Dans notre démarche, nous avons aussi rencontré des invariants seconds de la cartographie qui sont issus du voir :

  • Dieu ;
  • Présence ;
  • Formes intelligibles du réel ;
  • Vie ;
  • Amour ;
  • Esprit ;
  • Structure ternaire du réel.

Nous pouvons tenter à nouveau de les voir.

VOIR DIEU

C’est accéder au Mystère du réel.

VOIR LA PRESENCE

C’est accéder à l’Être.

VOIR LES FORMES INTELLIGIBLES DU REEL

C’est accéder au « Logos ».

VOIR LA VIE

C’est accéder à Dieu.

VOIR L’AMOUR

C’est accéder à Dieu.

VOIR L’ESPRIT

C’est accéder à Dieu.

VOIR LA STRUCTURE TERNAIRE DU REEL

C’est accéder au fonctionnement du « voir » (de la conscience).

LES INVARIANTS TERNAIRES

Dans notre démarche, nous venons de rencontrer des invariants ternaires de la cartographie qui sont issus du voir :

  • Mystère du réel ;
  • L’Être ;
  • Le « Logos » ;
  • Fonctionnement du « voir (de la conscience).

VOIR LE MYSTERE DU REEL

C’est accéder à Dieu.

VOIR L’ETRE

C’est accéder au soubassement du monde.

VOIR LE « LOGOS »

C’est accéder à Dieu.

VOIR LE FONCTIONNEMENT DU VOIR

C’est accéder à la Vie de Dieu (fondement du Qui suis-je ?).

LES INVARIANTS QUATERNAIRES

Dans notre démarche, nous venons de rencontrer des invariants quaternaires de la cartographie qui sont issus du voir :

  • Soubassement du monde ;
  • Vie de Dieu.

VOIR LE MEME

Nous n’allons pas poursuivre dans le voir des invariants quaternaires. Nous allons nous intéresser au « même ». C’est dans cette voie que nous allons poursuivre pour trouver d’autres invariants que ceux déjà rencontrés dans la cartographie du réel.

Nous pouvons catégoriser le même en disant que la conscience est le lieu du même.

« Voir » le « même » semble être l’activité philosophique par excellence. C’est suivant le niveau de raffinement contempler l’activité de la conscience (lieu du même) dans la multiplicité ou dans l’advaïta.

« Voir » l’« autre » se surajoute à cette activité (même si elle s’inscrit cependant dans le même par l’appropriation de ce qu’est l’autre dans la conscience qui est le lieu du même).

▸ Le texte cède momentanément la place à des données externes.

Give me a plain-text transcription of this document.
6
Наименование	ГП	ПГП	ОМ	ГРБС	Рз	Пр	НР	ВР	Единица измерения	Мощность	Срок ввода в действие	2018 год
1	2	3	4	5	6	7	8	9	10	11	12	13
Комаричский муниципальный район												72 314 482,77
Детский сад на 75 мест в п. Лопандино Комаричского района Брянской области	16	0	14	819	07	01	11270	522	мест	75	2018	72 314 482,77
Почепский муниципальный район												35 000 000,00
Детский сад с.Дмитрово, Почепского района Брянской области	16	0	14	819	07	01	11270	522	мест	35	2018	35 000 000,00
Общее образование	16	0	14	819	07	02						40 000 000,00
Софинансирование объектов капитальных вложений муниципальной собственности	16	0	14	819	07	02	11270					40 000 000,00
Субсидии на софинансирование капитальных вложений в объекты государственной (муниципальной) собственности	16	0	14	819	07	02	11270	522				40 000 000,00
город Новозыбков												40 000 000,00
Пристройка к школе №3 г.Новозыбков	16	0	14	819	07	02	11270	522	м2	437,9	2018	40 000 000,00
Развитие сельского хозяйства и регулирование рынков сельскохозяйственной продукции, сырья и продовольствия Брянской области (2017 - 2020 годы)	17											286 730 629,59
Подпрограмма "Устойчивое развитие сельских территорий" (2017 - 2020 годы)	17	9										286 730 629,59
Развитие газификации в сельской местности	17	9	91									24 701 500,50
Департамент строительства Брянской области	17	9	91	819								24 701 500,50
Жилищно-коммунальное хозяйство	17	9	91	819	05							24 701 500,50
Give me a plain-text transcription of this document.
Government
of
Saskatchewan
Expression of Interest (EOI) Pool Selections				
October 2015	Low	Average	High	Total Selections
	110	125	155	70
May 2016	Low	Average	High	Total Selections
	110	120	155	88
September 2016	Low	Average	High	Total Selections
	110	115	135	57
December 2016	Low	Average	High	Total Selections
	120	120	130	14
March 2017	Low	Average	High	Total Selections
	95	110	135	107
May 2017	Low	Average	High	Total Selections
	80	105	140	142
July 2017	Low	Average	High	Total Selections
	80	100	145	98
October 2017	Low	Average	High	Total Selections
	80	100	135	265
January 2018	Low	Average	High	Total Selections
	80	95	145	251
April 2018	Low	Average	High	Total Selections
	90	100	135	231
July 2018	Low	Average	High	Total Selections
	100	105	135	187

Le but du « voir » n’est-il pas en effet de passer du connu au connaissable en se confrontant à l’autre ?. Reste qu’il restera toujours une part définitive d’inconnaissable qui n’est plus alors du domaine du voir (mais de la théologie, par exemple).

Voir de plus en plus n’est-il pas alors d’incorporer de plus en plus d’autre dans sa conscience (lieu du même).